After I recover we practice math facts and I take her through a ten word spelling test.  Chance is typing a paper, and, as usual, it is an epic.  His little opus is due Friday – tomorrow – and at his current pace he may finish by Wednesday, so I offer to give him a hand.

The moon shines in through the big windows; fat, bright and just short of full.  Night has managed to steal up on us and stare in with its large single eye.  I draw the shades and hustle the kids in for face-washing and teeth-brushing and tuck them into bed.  We have our nightly ritual that includes them rubbing my left earlobe as we kiss goodnight.  They say it helps them get to sleep.  Who am I to argue?  “Wherever did this come from?” I wonder, not for the first time.

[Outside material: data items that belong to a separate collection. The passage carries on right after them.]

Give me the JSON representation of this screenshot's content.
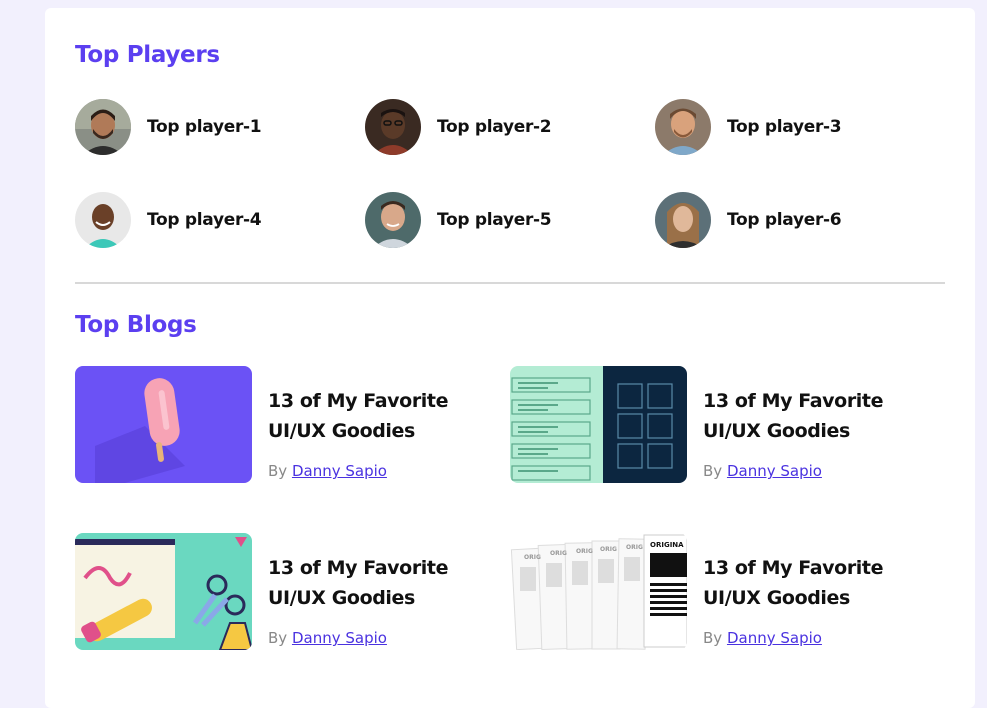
{
  "top_players": {
    "title": "Top Players",
    "players": [
      {
        "name": "Top player-1"
      },
      {
        "name": "Top player-2"
      },
      {
        "name": "Top player-3"
      },
      {
        "name": "Top player-4"
      },
      {
        "name": "Top player-5"
      },
      {
        "name": "Top player-6"
      }
    ]
  },
  "top_blogs": {
    "title": "Top Blogs",
    "by_label": "By",
    "blogs": [
      {
        "title": "13 of My Favorite UI/UX Goodies",
        "author": "Danny Sapio"
      },
      {
        "title": "13 of My Favorite UI/UX Goodies",
        "author": "Danny Sapio"
      },
      {
        "title": "13 of My Favorite UI/UX Goodies",
        "author": "Danny Sapio"
      },
      {
        "title": "13 of My Favorite UI/UX Goodies",
        "author": "Danny Sapio"
      }
    ]
  },
  "colors": {
    "accent": "#5b3ff0",
    "page_background": "#f2f0fd",
    "link": "#4a32e0"
  },
  "thumbnail_text": {
    "original_label": "ORIGINA",
    "original_label_short": "ORIG"
  }
}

Before I turn in, I step outside to give the dogs their nightly treat.  A stray, a beautiful malamute with icy eyes, has been hanging around for a few nights.  I give him something too, a blatant bribe so he won’t go after our sheep later in the dark of night.  Millions of stars bathe me in their cool glow.  The dogs settle into their places on the deck.  Sleep awaits me.  Morning and another day are behind the black curtain of sky, waiting too, not so far away.     

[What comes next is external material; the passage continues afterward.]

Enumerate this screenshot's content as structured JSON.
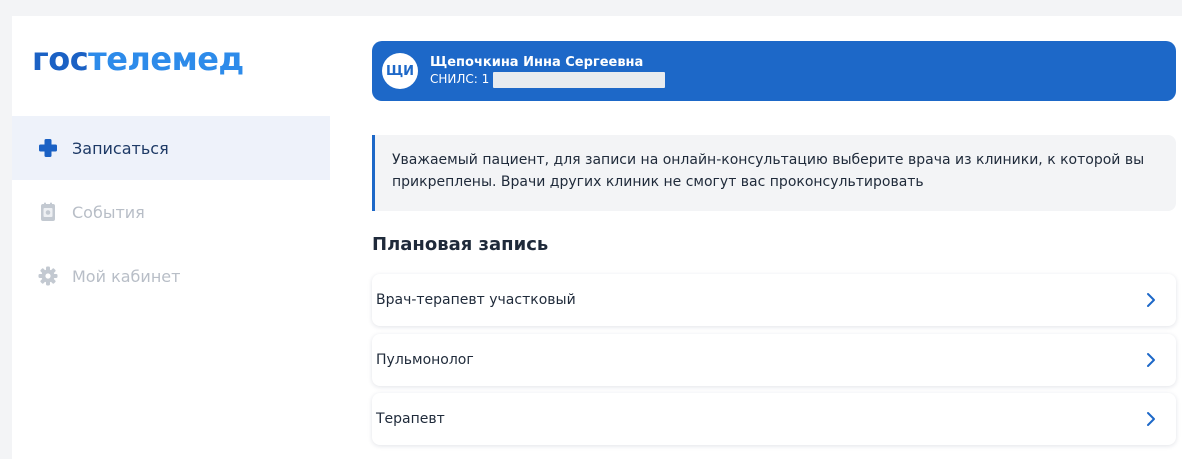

Wednesday, September 7, 2011

Foreword by Walt Willey

Drawing by Walt Willey

It’s not my fault.  Really it isn’t.  Maybe you can blame Laura Ingalls or the quaint village outside Geneva, Switzerland where Marie spent her formative years, but you can’t blame me and Marie will tell you the same thing herself.

It wasn’t my intention to banish my wife to a mesa top a couple thousand miles away to tend the flock, bed and board strangers, raise children by herself, battle the elements, and live the life of a frontier woman.

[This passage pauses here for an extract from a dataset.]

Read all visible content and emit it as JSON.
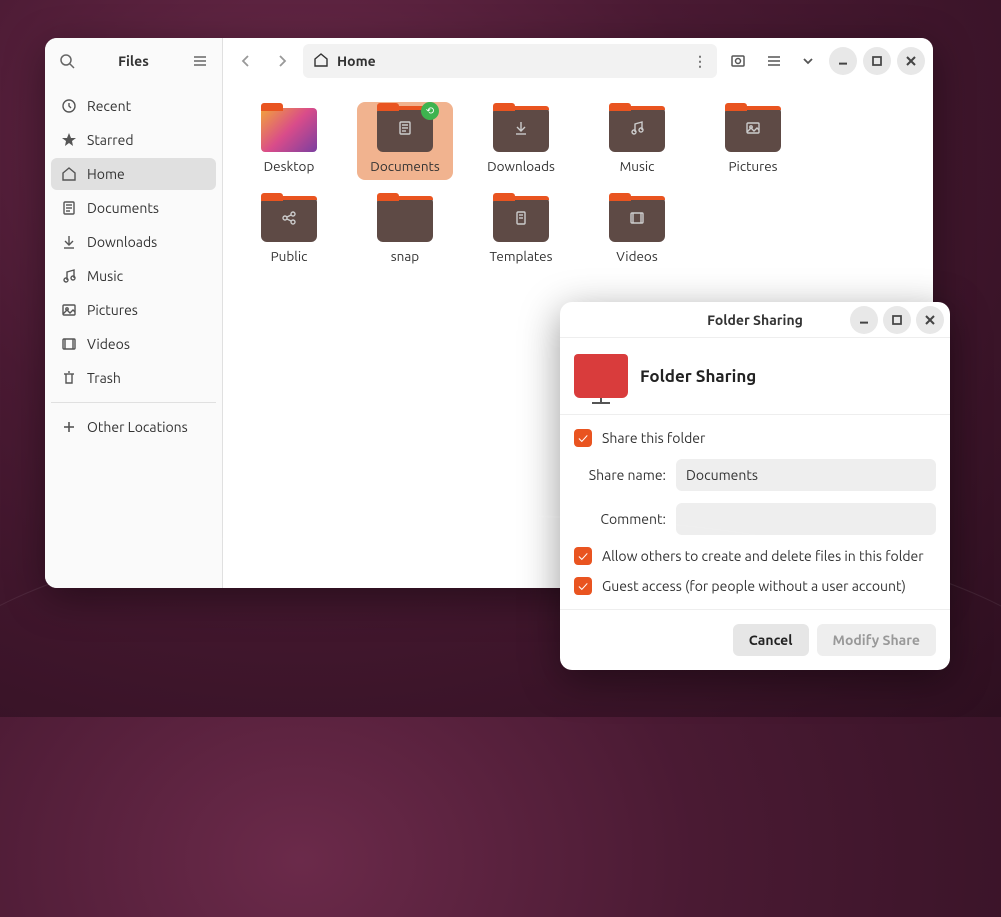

But I helped.  I admit to that much.

In the early ‘90’s, Marie and I began visiting the Southwest in general and Santa Fe in particular and we fell in love.  The days with their endless blue sky, the star-strewn nights, the red rocks, and the pervasive spirituality all tugged at us until we finally bought a house out in Eldorado, a sub-division of Santa Fe.  We visited often and soon installed my mother, sister, and nephew.  Before long, we got married and pregnant and were ready to find new digs.

“How about a property that I could turn into a bed and breakfast?”  Marie asked one day.  “A nice little farm?  I could have a garden, a few chickens, maybe a milk cow?”

“Are you serious?” I asked, knowing full well she was.  I had been hearing her refer to the “Little House” books for years, even been forced to watch a couple of episodes of the television show, but I truly wasn’t  prepared for the actuality that she might want to live it.

“Honey, we can’t do that.” I reasoned.  “Someone would have to be out here all the time, especially at first.  We’re not farmers.  We’re not innkeepers.  How can we possibly do it?”  It was meant to be a rhetorical question.

But Marie had the answers; well considered, well researched, well defended.  She had stood by me through good and not so good and really bad times, always putting herself second.  I loved her and couldn’t say no.  Besides, the notion was actually starting to make sense. God help me.

“Okay, let’s look at some places” I said, and off we went.  An old rundown farm here, a beautifully appointed horse property there and then, finally, the Crystal Mesa Farm.  We both loved it from the start and the choice held up under all the scrutiny and devil’s advocacy we could muster.  Offers were bounced back and forth, a price decided upon, papers signed.  It was ours, for better or worse.

It has been both, as you shall read. It is seventeen years later and Marie, with some help from her mother and father, our son and daughter, some good friends here and there, and even me - her mostly absent husband - has made a huge success of the Crystal Mesa Farm Bed & Breakfast. 

Plumping pillows and filling bellies, serving happily as livestock midwife and ranch foreman and hostess and tour guide and doting mother and devoted wife have all become as natural to her as breathing.  She is remarkable by anyone’s standards, but she is without peer as far as I’m concerned. 

And once you read her travails and taste her recipes, I know you’ll agree.